Mesylate and Tosylate Leaving Groups
What makes a good leaving group? When a leaving group departs from a substrate in a substitution reaction, it takes an electron pair with it. How stable will the leaving group be after it departs? Can the negative charge spread out or does it remain compressed within a small region? This type of discussion of internal energy is similar to the one underlying the determination of the position of equilibrium for an acid-base couple. Will the conjugate base be very stable? If so, the acid will be strong. In fact, as a general rule of thumb the best leaving groups are also very weak bases. Strong bases are poor leaving groups. Weak bases are substances that can manage as negative charges in solution without taking on high energy.

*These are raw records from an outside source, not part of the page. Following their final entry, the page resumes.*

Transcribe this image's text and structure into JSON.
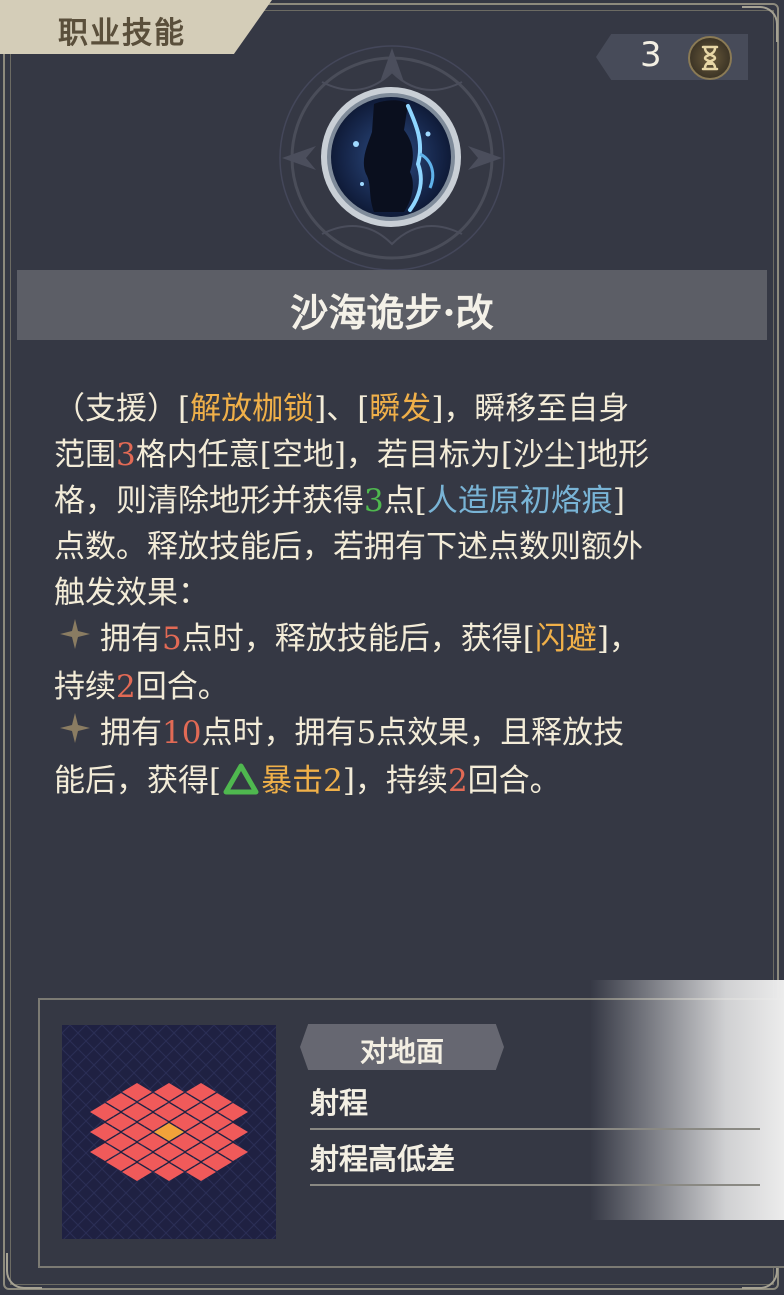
{
  "header": {
    "category": "职业技能",
    "cost": "3"
  },
  "skill": {
    "name": "沙海诡步·改"
  },
  "description": {
    "line1_a": "（支援）[",
    "kw_unshackle": "解放枷锁",
    "line1_b": "]、[",
    "kw_burst": "瞬发",
    "line1_c": "]，瞬移至自身",
    "line2_a": "范围",
    "range_num": "3",
    "line2_b": "格内任意[空地]，若目标为[沙尘]地形",
    "line3_a": "格，则清除地形并获得",
    "points_num": "3",
    "line3_b": "点[",
    "kw_points": "人造原初烙痕",
    "line3_c": "]",
    "line4": "点数。释放技能后，若拥有下述点数则额外",
    "line5": "触发效果：",
    "b1_a": "拥有",
    "b1_num": "5",
    "b1_b": "点时，释放技能后，获得[",
    "kw_dodge": "闪避",
    "b1_c": "]，",
    "b1_d": "持续",
    "b1_turns": "2",
    "b1_e": "回合。",
    "b2_a": "拥有",
    "b2_num": "10",
    "b2_b": "点时，拥有5点效果，且释放技",
    "b2_c": "能后，获得[",
    "kw_crit": "暴击2",
    "b2_d": "]，持续",
    "b2_turns": "2",
    "b2_e": "回合。"
  },
  "targeting": {
    "target_type": "对地面",
    "stats": [
      {
        "label": "射程"
      },
      {
        "label": "射程高低差"
      }
    ]
  },
  "colors": {
    "keyword": "#f0b049",
    "number": "#e26a55",
    "positive": "#4fb84f",
    "resource": "#79b4d6"
  },
  "icons": [
    "hourglass-icon",
    "skill-icon",
    "star-icon",
    "buff-up-icon"
  ]
}
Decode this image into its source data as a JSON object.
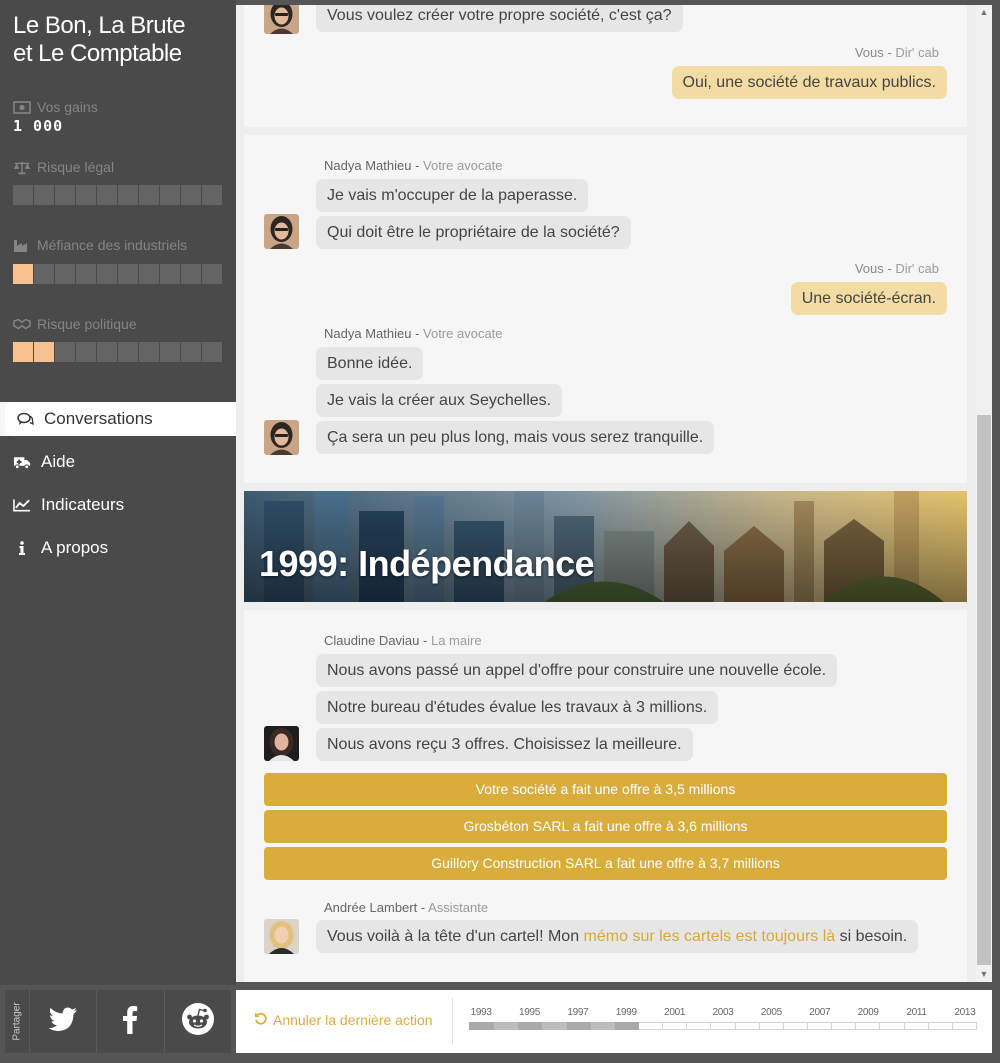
{
  "app": {
    "title_line1": "Le Bon, La Brute",
    "title_line2": "et Le Comptable"
  },
  "stats": {
    "gains_label": "Vos gains",
    "gains_value": "1 000",
    "legal_label": "Risque légal",
    "legal_level": 0,
    "industry_label": "Méfiance des industriels",
    "industry_level": 1,
    "political_label": "Risque politique",
    "political_level": 2,
    "meter_max": 10,
    "meter_color": "#f7c28f"
  },
  "nav": [
    {
      "label": "Conversations",
      "icon": "chat-bubbles-icon",
      "active": true
    },
    {
      "label": "Aide",
      "icon": "ambulance-icon",
      "active": false
    },
    {
      "label": "Indicateurs",
      "icon": "line-chart-icon",
      "active": false
    },
    {
      "label": "A propos",
      "icon": "info-icon",
      "active": false
    }
  ],
  "chat": {
    "card1": {
      "msg_top": "Vous voulez créer votre propre société, c'est ça?",
      "me_name": "Vous",
      "me_role": "Dir' cab",
      "me_msg": "Oui, une société de travaux publics."
    },
    "card2": {
      "speaker1_name": "Nadya Mathieu",
      "speaker1_role": "Votre avocate",
      "msg1": "Je vais m'occuper de la paperasse.",
      "msg2": "Qui doit être le propriétaire de la société?",
      "me_name": "Vous",
      "me_role": "Dir' cab",
      "me_msg": "Une société-écran.",
      "speaker2_name": "Nadya Mathieu",
      "speaker2_role": "Votre avocate",
      "msg3": "Bonne idée.",
      "msg4": "Je vais la créer aux Seychelles.",
      "msg5": "Ça sera un peu plus long, mais vous serez tranquille."
    },
    "banner_title": "1999: Indépendance",
    "card3": {
      "speaker_name": "Claudine Daviau",
      "speaker_role": "La maire",
      "msg1": "Nous avons passé un appel d'offre pour construire une nouvelle école.",
      "msg2": "Notre bureau d'études évalue les travaux à 3 millions.",
      "msg3": "Nous avons reçu 3 offres. Choisissez la meilleure.",
      "choices": [
        "Votre société a fait une offre à 3,5 millions",
        "Grosbéton SARL a fait une offre à 3,6 millions",
        "Guillory Construction SARL a fait une offre à 3,7 millions"
      ],
      "assistant_name": "Andrée Lambert",
      "assistant_role": "Assistante",
      "assistant_msg_before": "Vous voilà à la tête d'un cartel! Mon ",
      "assistant_link": "mémo sur les cartels est toujours là",
      "assistant_msg_after": " si besoin."
    }
  },
  "share": {
    "label": "Partager",
    "buttons": [
      "twitter-icon",
      "facebook-icon",
      "reddit-icon"
    ]
  },
  "timeline": {
    "undo_label": "Annuler la dernière action",
    "years": [
      "1993",
      "1995",
      "1997",
      "1999",
      "2001",
      "2003",
      "2005",
      "2007",
      "2009",
      "2011",
      "2013"
    ],
    "cells": 21,
    "progress_cells": 7
  },
  "colors": {
    "accent": "#d8ad3c",
    "me_bubble": "#f2dca3",
    "sidebar": "#4a4a4a"
  }
}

This presents a problem for substitution reactions involving alcohols. Because hydroxide is a strong base it makes a poor leaving group. This problem can be circumvented with acid catalysis, but when that isn't practical, another solution to the problem is by turning the alcohol into a sulfonic ester. A commonly employed method being either to form an organic mesylate or an organic tosylate by treatment of the alcohol with either methanesulfonyl chloride or para-toluene sulfonyl chloride. Mesylate and tosylate groups are excellent leaving groups in nucleophilic substitution reactions because the negative charge on the leaving group is stabilized by resonance.